Mamu, an exquisite creature
and reglal presence in the
Glenn & Ahn household

    And nobody complained at my skulking away at 9:30 to go to a contra dance.  Single sexagenarians have their rights.  At midnight, we dancers greeted 2018 with raised glasses of sparkling apple juice, and sang Auld Lang Syne. I got lucky and found a charming partner for the last waltz.

    The next morning Glenn got up after only 5 hours sleep to give me a ride to the train station.  There followed two more pleasant hours watching scenery, followed by a bike ride the long way back to Alameda: east along Embarcadero across the Park St. bridge, then back west along Clement. Somehow the extra pedaling was part of the point, could easily have taken the 51A.  But after that, time was tight, and there were two NYD parties to go to.  I transformed into motorist Americanus.

   The first party was was at the home of my friends Nick and Ronnie in El Cerrito.  There must have 20 guests mingling around their table, drinking wine and sampling delicacies.  It was a lively crowd. Talked with a woman named Joleen, whose Ph.D. thesis was about how Melville's Moby Dick owed much to Milton's Paradise Lost.  Ahab as Satan.  And Trump as Ahab?  Tried my New Years Resolution line about impeachment, and just got a worried head shake.  Nice idea, never happen; seems we're doomed to confront our captains white whale.  At 3 I left for the last event in my social pentathlon (more or less), a music party at the home of John and Sue in San Jose.
Fiddlers at John and Sue's music party. 
Sue is the one on the right with blonde hair.

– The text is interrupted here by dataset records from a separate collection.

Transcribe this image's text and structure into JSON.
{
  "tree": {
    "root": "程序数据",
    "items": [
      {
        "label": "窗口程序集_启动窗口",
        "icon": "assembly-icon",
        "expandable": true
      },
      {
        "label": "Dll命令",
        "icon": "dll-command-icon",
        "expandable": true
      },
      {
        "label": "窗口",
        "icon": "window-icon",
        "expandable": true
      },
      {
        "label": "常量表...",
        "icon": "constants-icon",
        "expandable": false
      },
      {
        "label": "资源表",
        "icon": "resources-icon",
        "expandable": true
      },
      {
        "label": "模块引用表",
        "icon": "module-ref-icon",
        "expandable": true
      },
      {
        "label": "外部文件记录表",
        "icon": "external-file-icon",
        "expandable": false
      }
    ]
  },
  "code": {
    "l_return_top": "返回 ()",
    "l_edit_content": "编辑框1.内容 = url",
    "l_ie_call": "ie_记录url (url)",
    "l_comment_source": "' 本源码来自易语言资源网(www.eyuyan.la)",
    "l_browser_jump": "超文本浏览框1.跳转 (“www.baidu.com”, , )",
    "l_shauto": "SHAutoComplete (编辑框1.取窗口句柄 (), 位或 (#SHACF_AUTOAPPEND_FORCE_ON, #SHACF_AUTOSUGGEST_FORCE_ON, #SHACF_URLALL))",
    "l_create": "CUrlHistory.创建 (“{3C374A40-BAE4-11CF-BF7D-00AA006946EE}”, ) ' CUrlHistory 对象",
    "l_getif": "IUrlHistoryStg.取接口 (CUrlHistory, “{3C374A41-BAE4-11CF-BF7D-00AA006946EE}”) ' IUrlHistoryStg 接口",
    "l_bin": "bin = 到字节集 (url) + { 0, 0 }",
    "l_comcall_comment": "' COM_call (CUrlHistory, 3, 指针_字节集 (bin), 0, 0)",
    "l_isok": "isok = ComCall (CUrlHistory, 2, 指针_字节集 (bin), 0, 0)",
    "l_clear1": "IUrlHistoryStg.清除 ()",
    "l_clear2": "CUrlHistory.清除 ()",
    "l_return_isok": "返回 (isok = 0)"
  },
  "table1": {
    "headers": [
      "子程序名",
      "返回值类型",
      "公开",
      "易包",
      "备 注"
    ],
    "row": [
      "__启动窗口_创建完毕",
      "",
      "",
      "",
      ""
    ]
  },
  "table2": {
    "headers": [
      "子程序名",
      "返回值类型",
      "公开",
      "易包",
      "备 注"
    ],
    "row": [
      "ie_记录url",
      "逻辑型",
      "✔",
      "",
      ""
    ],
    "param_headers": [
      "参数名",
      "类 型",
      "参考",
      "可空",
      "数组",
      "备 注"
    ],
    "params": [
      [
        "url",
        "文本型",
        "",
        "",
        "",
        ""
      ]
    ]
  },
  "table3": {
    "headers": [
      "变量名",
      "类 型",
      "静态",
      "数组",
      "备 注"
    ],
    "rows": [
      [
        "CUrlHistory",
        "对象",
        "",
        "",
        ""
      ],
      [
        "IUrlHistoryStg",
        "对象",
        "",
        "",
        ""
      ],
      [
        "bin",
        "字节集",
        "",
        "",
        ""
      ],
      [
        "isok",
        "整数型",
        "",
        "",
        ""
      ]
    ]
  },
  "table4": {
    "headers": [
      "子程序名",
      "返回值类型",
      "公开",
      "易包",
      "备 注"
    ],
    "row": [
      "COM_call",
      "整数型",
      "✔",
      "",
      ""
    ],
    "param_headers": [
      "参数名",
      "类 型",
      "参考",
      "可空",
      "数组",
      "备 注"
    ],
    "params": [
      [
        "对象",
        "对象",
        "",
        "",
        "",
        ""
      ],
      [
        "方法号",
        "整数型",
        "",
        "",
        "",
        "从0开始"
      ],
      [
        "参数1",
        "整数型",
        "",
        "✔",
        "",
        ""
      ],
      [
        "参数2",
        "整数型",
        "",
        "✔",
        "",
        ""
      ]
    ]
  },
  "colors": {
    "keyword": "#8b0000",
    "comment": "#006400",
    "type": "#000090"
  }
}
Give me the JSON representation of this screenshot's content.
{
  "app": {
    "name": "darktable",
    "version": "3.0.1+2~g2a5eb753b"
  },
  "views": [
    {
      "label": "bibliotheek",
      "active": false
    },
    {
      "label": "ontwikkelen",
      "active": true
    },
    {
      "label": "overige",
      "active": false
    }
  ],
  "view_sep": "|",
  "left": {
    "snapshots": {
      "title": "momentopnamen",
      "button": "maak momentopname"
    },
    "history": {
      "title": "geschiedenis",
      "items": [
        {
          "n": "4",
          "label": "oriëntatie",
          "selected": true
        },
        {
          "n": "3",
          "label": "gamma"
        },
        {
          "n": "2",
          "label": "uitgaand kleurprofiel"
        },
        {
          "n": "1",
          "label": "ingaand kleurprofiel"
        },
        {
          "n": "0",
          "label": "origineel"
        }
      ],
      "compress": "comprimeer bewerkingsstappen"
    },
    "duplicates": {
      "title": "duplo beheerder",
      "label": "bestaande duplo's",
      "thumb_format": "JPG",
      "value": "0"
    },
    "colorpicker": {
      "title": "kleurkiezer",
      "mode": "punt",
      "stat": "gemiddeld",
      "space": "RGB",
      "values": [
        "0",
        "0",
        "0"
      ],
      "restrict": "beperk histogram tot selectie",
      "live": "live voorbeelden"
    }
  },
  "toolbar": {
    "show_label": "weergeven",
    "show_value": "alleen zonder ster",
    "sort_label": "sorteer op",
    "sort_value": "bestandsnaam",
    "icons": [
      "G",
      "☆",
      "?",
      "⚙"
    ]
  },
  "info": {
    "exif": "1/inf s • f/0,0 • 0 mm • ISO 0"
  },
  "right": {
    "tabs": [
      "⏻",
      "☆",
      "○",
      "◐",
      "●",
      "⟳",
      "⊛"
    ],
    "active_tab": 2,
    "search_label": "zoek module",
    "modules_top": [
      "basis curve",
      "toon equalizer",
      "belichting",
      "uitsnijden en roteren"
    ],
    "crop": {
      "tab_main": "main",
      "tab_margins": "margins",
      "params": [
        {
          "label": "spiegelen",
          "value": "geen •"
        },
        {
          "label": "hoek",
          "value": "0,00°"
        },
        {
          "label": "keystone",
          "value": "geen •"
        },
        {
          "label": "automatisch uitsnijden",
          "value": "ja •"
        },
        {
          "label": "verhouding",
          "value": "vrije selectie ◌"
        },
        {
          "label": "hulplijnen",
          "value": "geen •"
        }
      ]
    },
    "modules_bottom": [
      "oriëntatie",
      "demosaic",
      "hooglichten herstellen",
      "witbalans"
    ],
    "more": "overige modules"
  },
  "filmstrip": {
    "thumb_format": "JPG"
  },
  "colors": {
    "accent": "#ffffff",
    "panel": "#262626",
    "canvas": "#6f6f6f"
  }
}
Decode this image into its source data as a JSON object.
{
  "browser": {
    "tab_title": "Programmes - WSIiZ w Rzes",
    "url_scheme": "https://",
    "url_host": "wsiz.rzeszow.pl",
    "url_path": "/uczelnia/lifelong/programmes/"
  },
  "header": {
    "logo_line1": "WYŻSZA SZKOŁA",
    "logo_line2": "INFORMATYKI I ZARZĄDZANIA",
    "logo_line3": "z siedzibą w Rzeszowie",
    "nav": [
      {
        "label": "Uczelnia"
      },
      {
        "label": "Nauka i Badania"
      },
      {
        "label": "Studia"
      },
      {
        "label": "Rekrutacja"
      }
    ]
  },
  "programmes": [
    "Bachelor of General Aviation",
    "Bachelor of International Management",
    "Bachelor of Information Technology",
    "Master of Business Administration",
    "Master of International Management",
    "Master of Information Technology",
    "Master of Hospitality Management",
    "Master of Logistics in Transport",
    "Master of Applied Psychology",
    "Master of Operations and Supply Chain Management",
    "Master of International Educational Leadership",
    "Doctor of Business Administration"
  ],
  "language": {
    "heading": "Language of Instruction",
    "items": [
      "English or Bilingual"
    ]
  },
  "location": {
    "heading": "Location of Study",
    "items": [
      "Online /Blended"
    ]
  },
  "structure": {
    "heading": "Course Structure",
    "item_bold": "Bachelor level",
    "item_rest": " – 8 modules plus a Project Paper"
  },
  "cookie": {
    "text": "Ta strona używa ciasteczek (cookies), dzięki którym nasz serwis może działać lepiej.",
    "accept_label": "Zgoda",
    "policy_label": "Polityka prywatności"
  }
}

    A half dozen musicians played their fiddles, while the rest of us enjoyed the music, chatted, drank champagne punch, and ate black-eyed peas and collard greens for good luck. It was dark by the time I started home, and  truthfully, there were times when lane markers seem to waver. But I gripped the wheel tightly and commanded my brain overrule my eyes. The point became make it home without being a fatality or causing one.  Point taken.  Home by 7, slept for 10 delicious hours.